ACM is a wonderful professional society, even if it is a little snobbish about who all can join its ranks. I joined once, when I migrated from EE hardware design to CS software design (only to discover that "purists" {e.g. ACM'ers} only count 'real' software, not microcode or machine code)
So, I un-joined, and something like eighteen years later, Gwen Bell saw me on a cross-country airplane ride and persuaded me to run for President of ACM, to which I didn't even belong. I rejoined, and won somehow. At my first SIG meeting, though, the irascible chair of SIGADA bellowed out "what qualifies you to be President of ACM?" One minute into a perfunctory opening speech, this outburst brought me up short. And directly, I had an out-of-body experience, one of those things where you kinda look down and see your lips moving, but you have no idea what they're about to say...

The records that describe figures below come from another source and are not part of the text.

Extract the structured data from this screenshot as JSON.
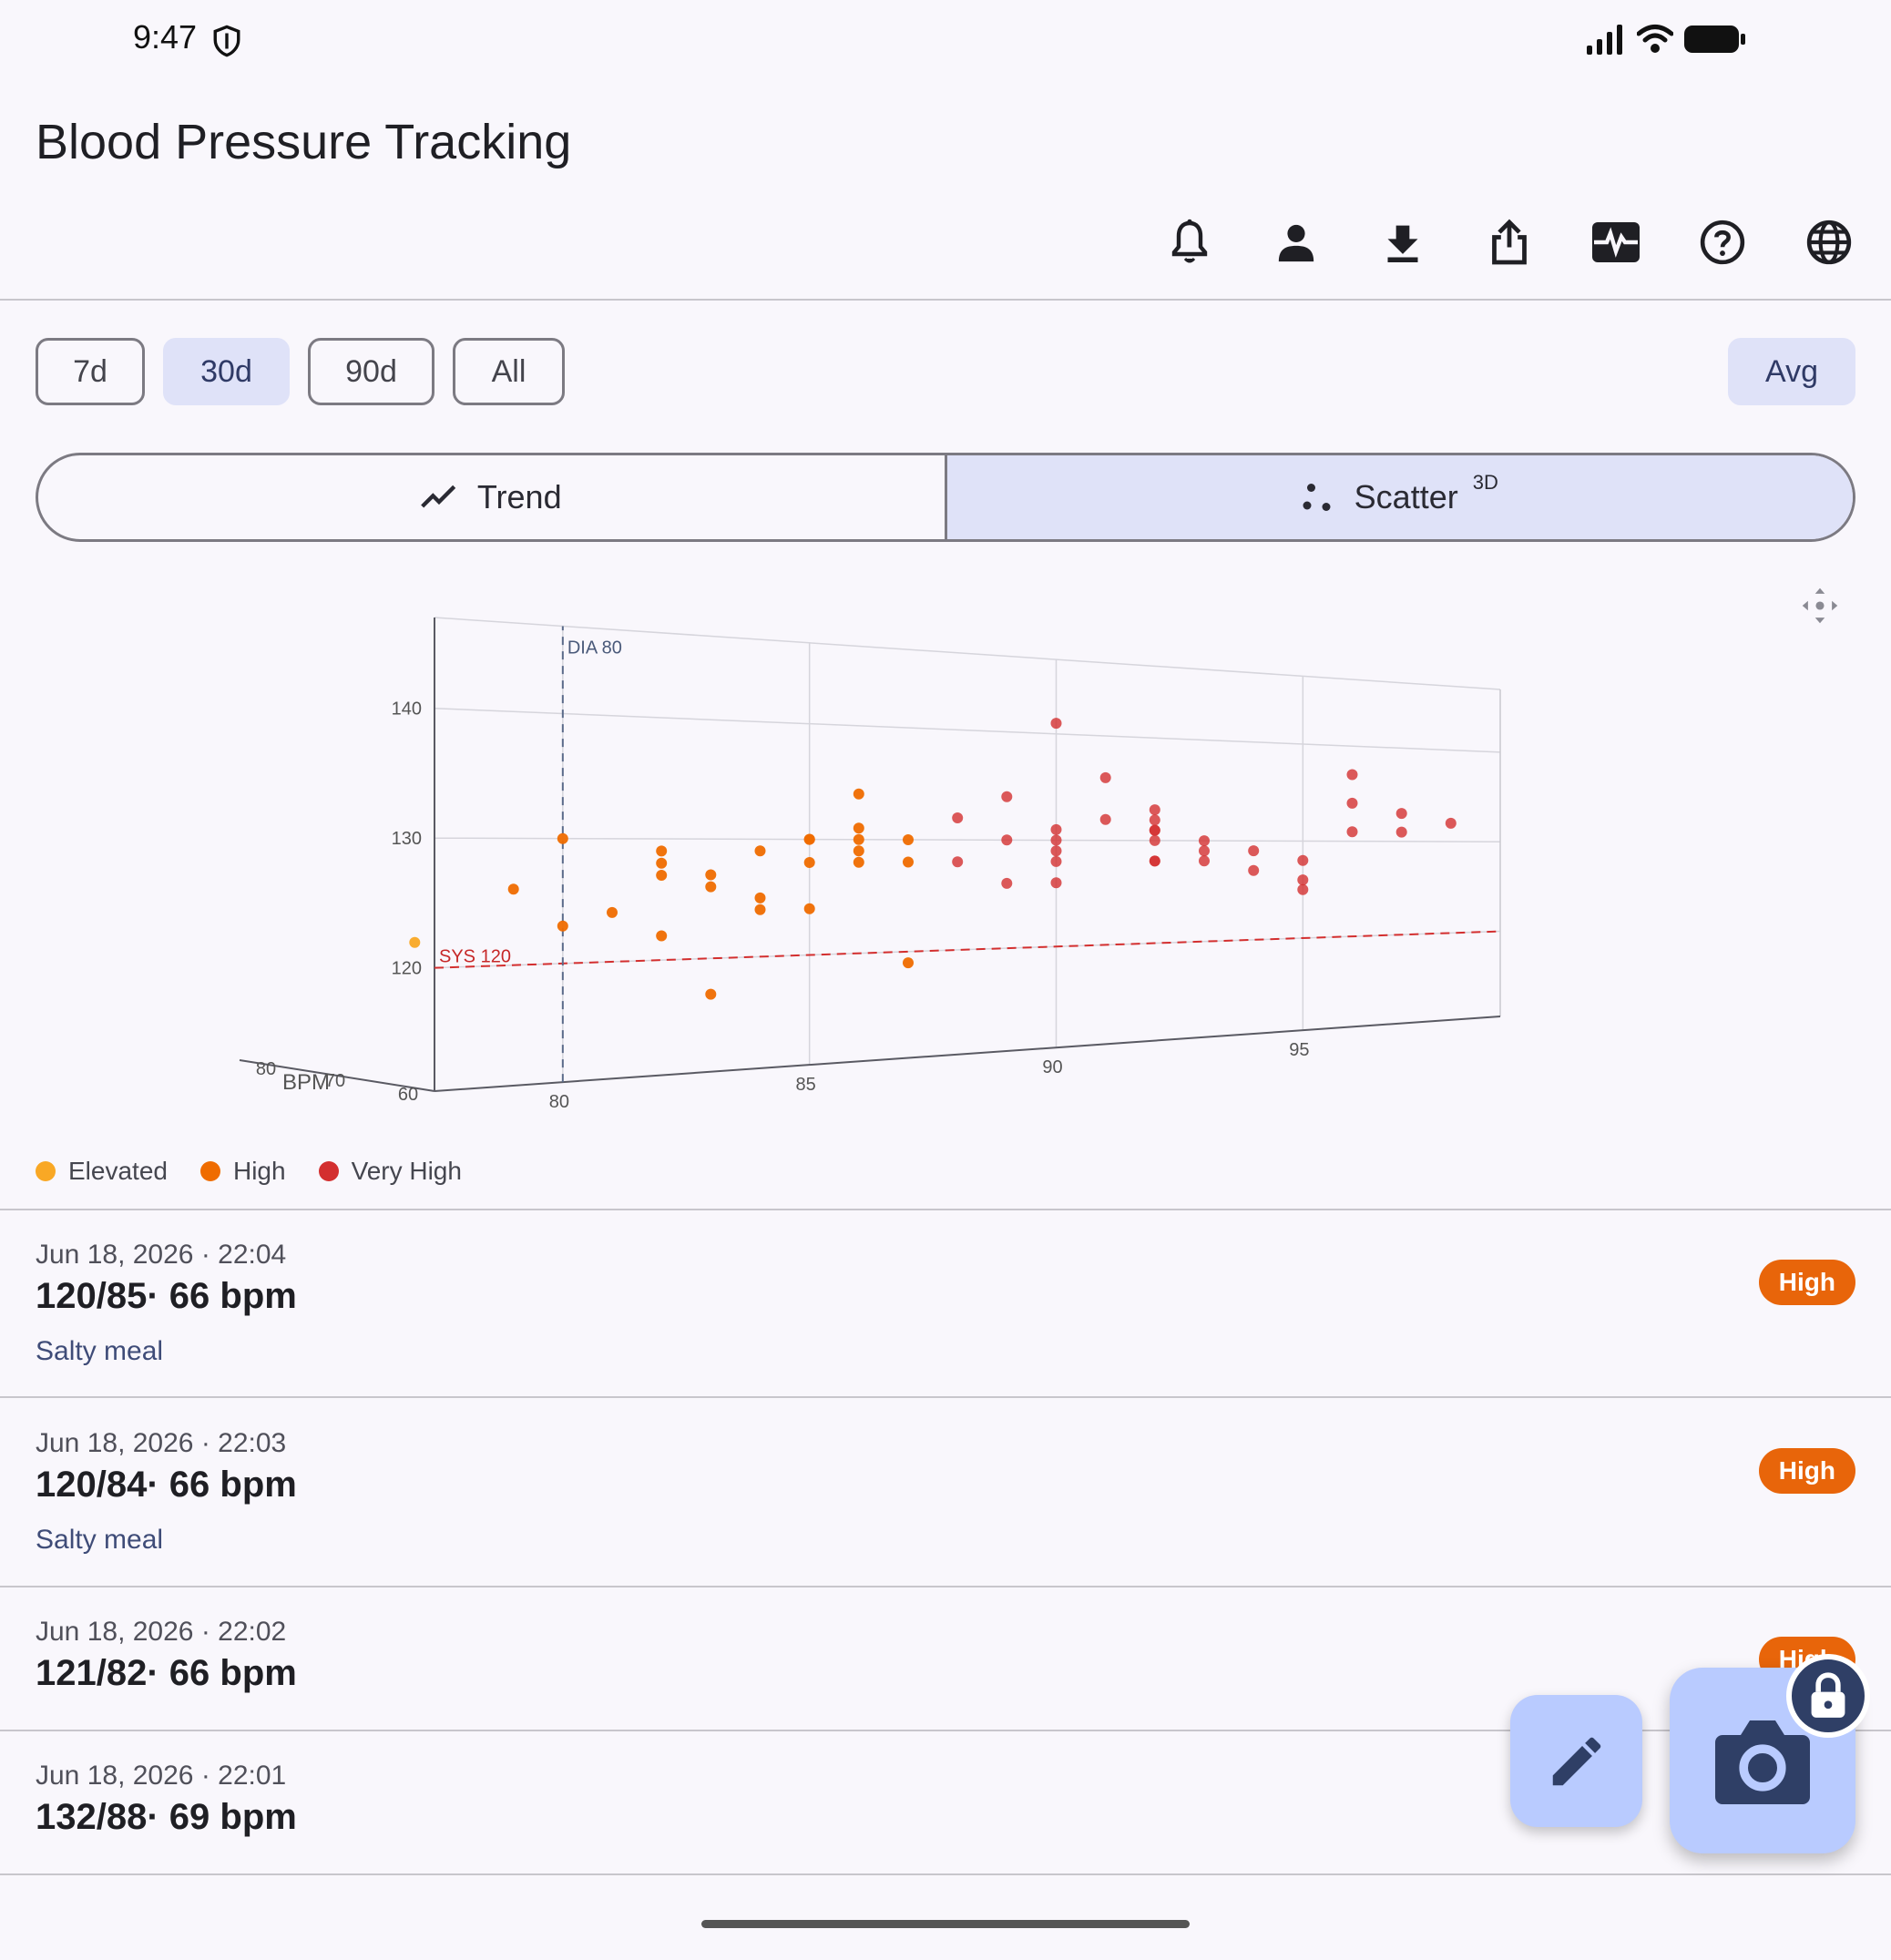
{
  "status_bar": {
    "time": "9:47"
  },
  "app": {
    "title": "Blood Pressure Tracking"
  },
  "toolbar_icons": [
    "bell-icon",
    "person-icon",
    "download-icon",
    "share-icon",
    "monitor-heart-icon",
    "help-icon",
    "globe-icon"
  ],
  "range_chips": [
    "7d",
    "30d",
    "90d",
    "All"
  ],
  "selected_range": "30d",
  "avg_button": "Avg",
  "view_toggle": {
    "trend_label": "Trend",
    "scatter_label": "Scatter",
    "scatter_superscript": "3D",
    "selected": "Scatter"
  },
  "chart_data": {
    "type": "scatter",
    "projection": "3d",
    "x_axis": {
      "label": "",
      "ticks": [
        "80",
        "85",
        "90",
        "95"
      ]
    },
    "y_axis": {
      "label": "",
      "ticks": [
        "120",
        "130",
        "140"
      ]
    },
    "z_axis": {
      "label": "BPM",
      "ticks": [
        "60",
        "70",
        "80"
      ]
    },
    "reference_lines": [
      {
        "label": "SYS 120",
        "axis": "systolic",
        "value": 120,
        "color": "#d32f2f"
      },
      {
        "label": "DIA 80",
        "axis": "diastolic",
        "value": 80,
        "color": "#5b6b8a"
      }
    ],
    "legend": [
      {
        "name": "Elevated",
        "color": "#f9a825"
      },
      {
        "name": "High",
        "color": "#ef6c00"
      },
      {
        "name": "Very High",
        "color": "#d32f2f"
      }
    ],
    "series": [
      {
        "name": "Elevated",
        "points": [
          {
            "dia": 77,
            "sys": 122
          }
        ]
      },
      {
        "name": "High",
        "points": [
          {
            "dia": 79,
            "sys": 126
          },
          {
            "dia": 80,
            "sys": 123
          },
          {
            "dia": 80,
            "sys": 130
          },
          {
            "dia": 81,
            "sys": 124
          },
          {
            "dia": 82,
            "sys": 122
          },
          {
            "dia": 82,
            "sys": 129
          },
          {
            "dia": 82,
            "sys": 128
          },
          {
            "dia": 82,
            "sys": 127
          },
          {
            "dia": 83,
            "sys": 126
          },
          {
            "dia": 83,
            "sys": 127
          },
          {
            "dia": 84,
            "sys": 125
          },
          {
            "dia": 84,
            "sys": 124
          },
          {
            "dia": 84,
            "sys": 129
          },
          {
            "dia": 85,
            "sys": 124
          },
          {
            "dia": 85,
            "sys": 130
          },
          {
            "dia": 85,
            "sys": 130
          },
          {
            "dia": 85,
            "sys": 128
          },
          {
            "dia": 86,
            "sys": 131
          },
          {
            "dia": 86,
            "sys": 129
          },
          {
            "dia": 86,
            "sys": 134
          },
          {
            "dia": 86,
            "sys": 130
          },
          {
            "dia": 86,
            "sys": 128
          },
          {
            "dia": 83,
            "sys": 117
          },
          {
            "dia": 87,
            "sys": 119
          },
          {
            "dia": 87,
            "sys": 130
          },
          {
            "dia": 87,
            "sys": 128
          }
        ]
      },
      {
        "name": "Very High",
        "points": [
          {
            "dia": 88,
            "sys": 132
          },
          {
            "dia": 88,
            "sys": 128
          },
          {
            "dia": 89,
            "sys": 126
          },
          {
            "dia": 89,
            "sys": 134
          },
          {
            "dia": 89,
            "sys": 130
          },
          {
            "dia": 90,
            "sys": 126
          },
          {
            "dia": 90,
            "sys": 130
          },
          {
            "dia": 90,
            "sys": 129
          },
          {
            "dia": 90,
            "sys": 128
          },
          {
            "dia": 90,
            "sys": 131
          },
          {
            "dia": 90,
            "sys": 141
          },
          {
            "dia": 91,
            "sys": 132
          },
          {
            "dia": 91,
            "sys": 136
          },
          {
            "dia": 92,
            "sys": 131
          },
          {
            "dia": 92,
            "sys": 130
          },
          {
            "dia": 92,
            "sys": 128
          },
          {
            "dia": 92,
            "sys": 131
          },
          {
            "dia": 92,
            "sys": 132
          },
          {
            "dia": 92,
            "sys": 128
          },
          {
            "dia": 92,
            "sys": 133
          },
          {
            "dia": 93,
            "sys": 130
          },
          {
            "dia": 93,
            "sys": 128
          },
          {
            "dia": 93,
            "sys": 129
          },
          {
            "dia": 94,
            "sys": 129
          },
          {
            "dia": 94,
            "sys": 127
          },
          {
            "dia": 95,
            "sys": 128
          },
          {
            "dia": 95,
            "sys": 125
          },
          {
            "dia": 95,
            "sys": 126
          },
          {
            "dia": 96,
            "sys": 134
          },
          {
            "dia": 96,
            "sys": 137
          },
          {
            "dia": 96,
            "sys": 131
          },
          {
            "dia": 97,
            "sys": 133
          },
          {
            "dia": 97,
            "sys": 131
          },
          {
            "dia": 98,
            "sys": 132
          }
        ]
      }
    ]
  },
  "readings": [
    {
      "datetime": "Jun 18, 2026 · 22:04",
      "value": "120/85· 66 bpm",
      "note": "Salty meal",
      "badge": "High"
    },
    {
      "datetime": "Jun 18, 2026 · 22:03",
      "value": "120/84· 66 bpm",
      "note": "Salty meal",
      "badge": "High"
    },
    {
      "datetime": "Jun 18, 2026 · 22:02",
      "value": "121/82· 66 bpm",
      "note": "",
      "badge": "High"
    },
    {
      "datetime": "Jun 18, 2026 · 22:01",
      "value": "132/88· 69 bpm",
      "note": "",
      "badge": ""
    }
  ],
  "fab": {
    "edit": "edit-icon",
    "camera": "camera-icon",
    "lock": "lock-icon"
  },
  "colors": {
    "accent": "#dfe2f8",
    "badge_high": "#e8650a",
    "fab": "#b9cbff"
  }
}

I heard the following utterance: "you, sir, have the wrong question. The question is, 'why didn't you have anyone qualified out of sixty-two thousand members?'" Hal Hart, the impertinent questioner, didn't ask any further. When I finally figured out that he too worked in industry, for TRW instead of "my HP" (our best customer in fact for years), and he too lacked a PhD, and he was consigned to work on ADA by his company's military mission, I actually felt sorry for him.

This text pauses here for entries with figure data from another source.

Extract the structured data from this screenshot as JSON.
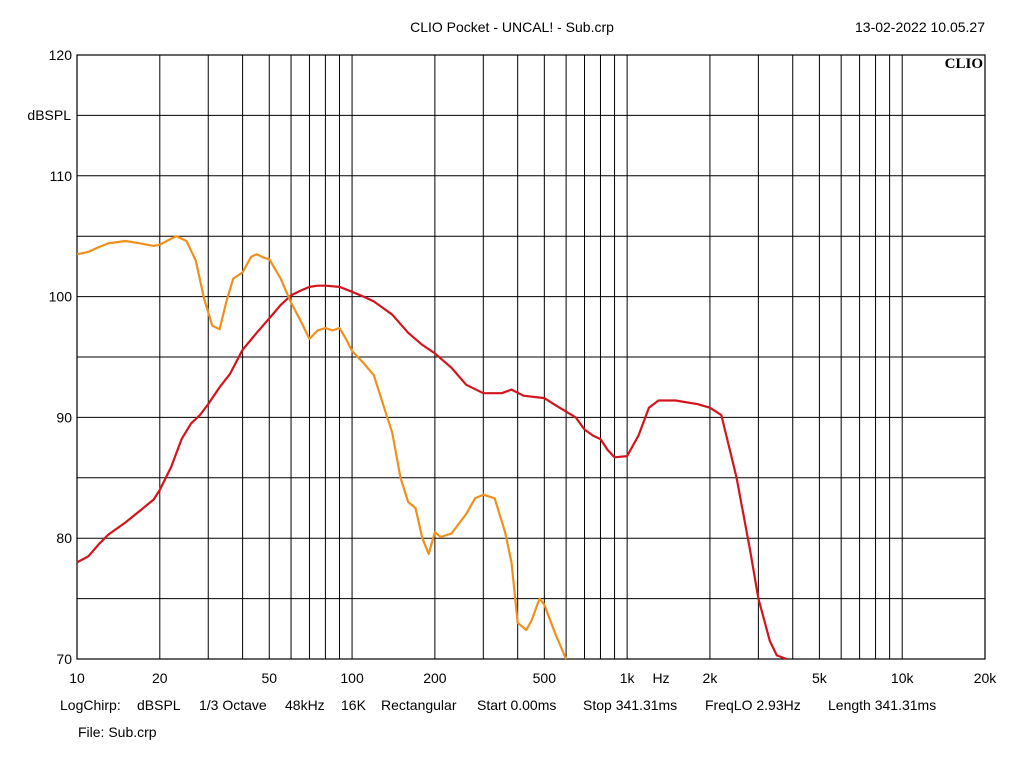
{
  "header": {
    "title": "CLIO Pocket - UNCAL! - Sub.crp",
    "timestamp": "13-02-2022 10.05.27",
    "logo": "CLIO"
  },
  "chart_data": {
    "type": "line",
    "xscale": "log",
    "xlim": [
      10,
      20000
    ],
    "ylim": [
      70,
      120
    ],
    "ylabel": "dBSPL",
    "xlabel": "Hz",
    "grid": true,
    "yticks": [
      "120",
      "110",
      "100",
      "90",
      "80",
      "70"
    ],
    "ytick_values": [
      120,
      110,
      100,
      90,
      80,
      70
    ],
    "xticks": [
      "10",
      "20",
      "50",
      "100",
      "200",
      "500",
      "1k",
      "2k",
      "5k",
      "10k",
      "20k"
    ],
    "xtick_values": [
      10,
      20,
      50,
      100,
      200,
      500,
      1000,
      2000,
      5000,
      10000,
      20000
    ],
    "series": [
      {
        "color": "#d4141c",
        "x": [
          10,
          11,
          12,
          13,
          15,
          17,
          19,
          20,
          22,
          24,
          26,
          28,
          30,
          33,
          36,
          40,
          45,
          50,
          55,
          60,
          65,
          70,
          75,
          80,
          90,
          100,
          110,
          120,
          140,
          160,
          180,
          200,
          230,
          260,
          300,
          350,
          380,
          420,
          500,
          550,
          650,
          700,
          750,
          800,
          850,
          900,
          1000,
          1100,
          1200,
          1300,
          1500,
          1800,
          2000,
          2200,
          2500,
          2800,
          3000,
          3300,
          3500,
          3800
        ],
        "y": [
          78,
          78.5,
          79.5,
          80.3,
          81.3,
          82.3,
          83.2,
          84,
          85.9,
          88.2,
          89.5,
          90.2,
          91.1,
          92.5,
          93.6,
          95.6,
          97,
          98.2,
          99.3,
          100.1,
          100.5,
          100.8,
          100.9,
          100.9,
          100.8,
          100.4,
          100,
          99.6,
          98.5,
          97,
          96,
          95.3,
          94.1,
          92.7,
          92,
          92,
          92.3,
          91.8,
          91.6,
          91,
          90,
          89,
          88.5,
          88.2,
          87.3,
          86.7,
          86.8,
          88.5,
          90.8,
          91.4,
          91.4,
          91.1,
          90.8,
          90.2,
          85,
          79,
          75,
          71.5,
          70.3,
          70
        ]
      },
      {
        "color": "#f0901c",
        "x": [
          10,
          11,
          12,
          13,
          15,
          17,
          19,
          20,
          22,
          23,
          25,
          27,
          29,
          31,
          33,
          35,
          37,
          40,
          43,
          45,
          48,
          50,
          55,
          60,
          65,
          70,
          75,
          80,
          85,
          90,
          95,
          100,
          110,
          120,
          130,
          140,
          150,
          160,
          170,
          180,
          190,
          200,
          210,
          230,
          260,
          280,
          300,
          330,
          360,
          380,
          400,
          430,
          450,
          480,
          500,
          550,
          600
        ],
        "y": [
          103.5,
          103.7,
          104.1,
          104.4,
          104.6,
          104.4,
          104.2,
          104.3,
          104.8,
          105,
          104.6,
          103,
          99.8,
          97.6,
          97.3,
          99.7,
          101.5,
          102,
          103.3,
          103.5,
          103.2,
          103.1,
          101.5,
          99.5,
          98,
          96.5,
          97.2,
          97.4,
          97.2,
          97.4,
          96.5,
          95.5,
          94.5,
          93.5,
          91,
          88.7,
          85,
          83,
          82.5,
          80,
          78.7,
          80.5,
          80.1,
          80.4,
          82,
          83.3,
          83.6,
          83.3,
          80.5,
          78,
          73,
          72.4,
          73.2,
          75,
          74.5,
          72,
          70
        ]
      }
    ]
  },
  "footer": {
    "line1": [
      "LogChirp:",
      "dBSPL",
      "1/3 Octave",
      "48kHz",
      "16K",
      "Rectangular",
      "Start 0.00ms",
      "Stop 341.31ms",
      "FreqLO 2.93Hz",
      "Length 341.31ms"
    ],
    "file": "File: Sub.crp"
  }
}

That kind of arrogance seems inbred to some of these groups. Eric Sumner, long-time Bell Labs guru, had a similarly smug salutation when I joined the IEEE Executive Committee. No question that Sumner was talented, even brilliant, at what he was good at, but civility and manners were missing in his curriculum. Sort of like Barney Oliver at HP. One wonders how much more they might have accomplished if they had been able to tolerate help, never mind encourage it.
So, on this night in June 2009, I'd been invited to a soiree, to receive acknowledgment as an ACM Fellow. Jenny came, as did two daughters -- Liesl and Cindy. I stood beside Alan Kay, in a cohort that included Pat Hanrahan (Pixar and Stanford), and Bill Buxton (Alias Research, GUIs) so it wasn't exactly like I was the last one admitted. It was satisfying, and much appreciated!

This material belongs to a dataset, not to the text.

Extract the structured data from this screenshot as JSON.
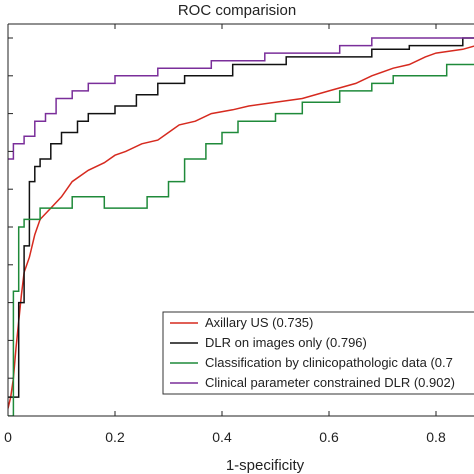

Odd, though, I'd have thought that somewhere along the way, maybe in the past thirty-six years, that ACM might, just might, have come to appreciate that Logic Analyzers and Microprocessor Development Systems are the reason that 99% of computing systems today are not mainframes or mini's, but are instead micro-based such as PCs or even micro-controller based such as the automata that open our doors, calculate our fluctuating gas prices on the pump and control our traffic signals. Never mind the micro's that run our cellphones, PDAs and iPODs
No... the award wasn't for any of that, nor for the Moon Monitor. It was "for service to ACM" by which they meant "served as ACM President without sullying the office" and helped later (sort of ) with the mnority report on job migration (how should I have known that the purpose of the report was to endorse outsourcing and offshoring?).
It didn't mention the ACM Digital Library or Project Argus for ACM itself, the first widespread semi-integrated Computer-Conferencing / Video Conferencing / Data Conferencing system deployed at HP, the code coverage work that helped secure Honeywell's processes from 'boomettes' (think of Union Carbide and the Bhopal, India disaster), done at Veritas, or the secure fail-safe kernel OS that was the underpinning for Los Alamos and the "traveling defillibrators", plus of course the original Palm Pilot. Each of these was useful, meaningful, unique software. But no, I didn't write the code. So, what's to honor?
Nonetheless, the award felt good. I was not as chary as Groucho Marx, and his famous remark that he wouldn't accept an award from any group dumb enough to give him one. It felt actually just great.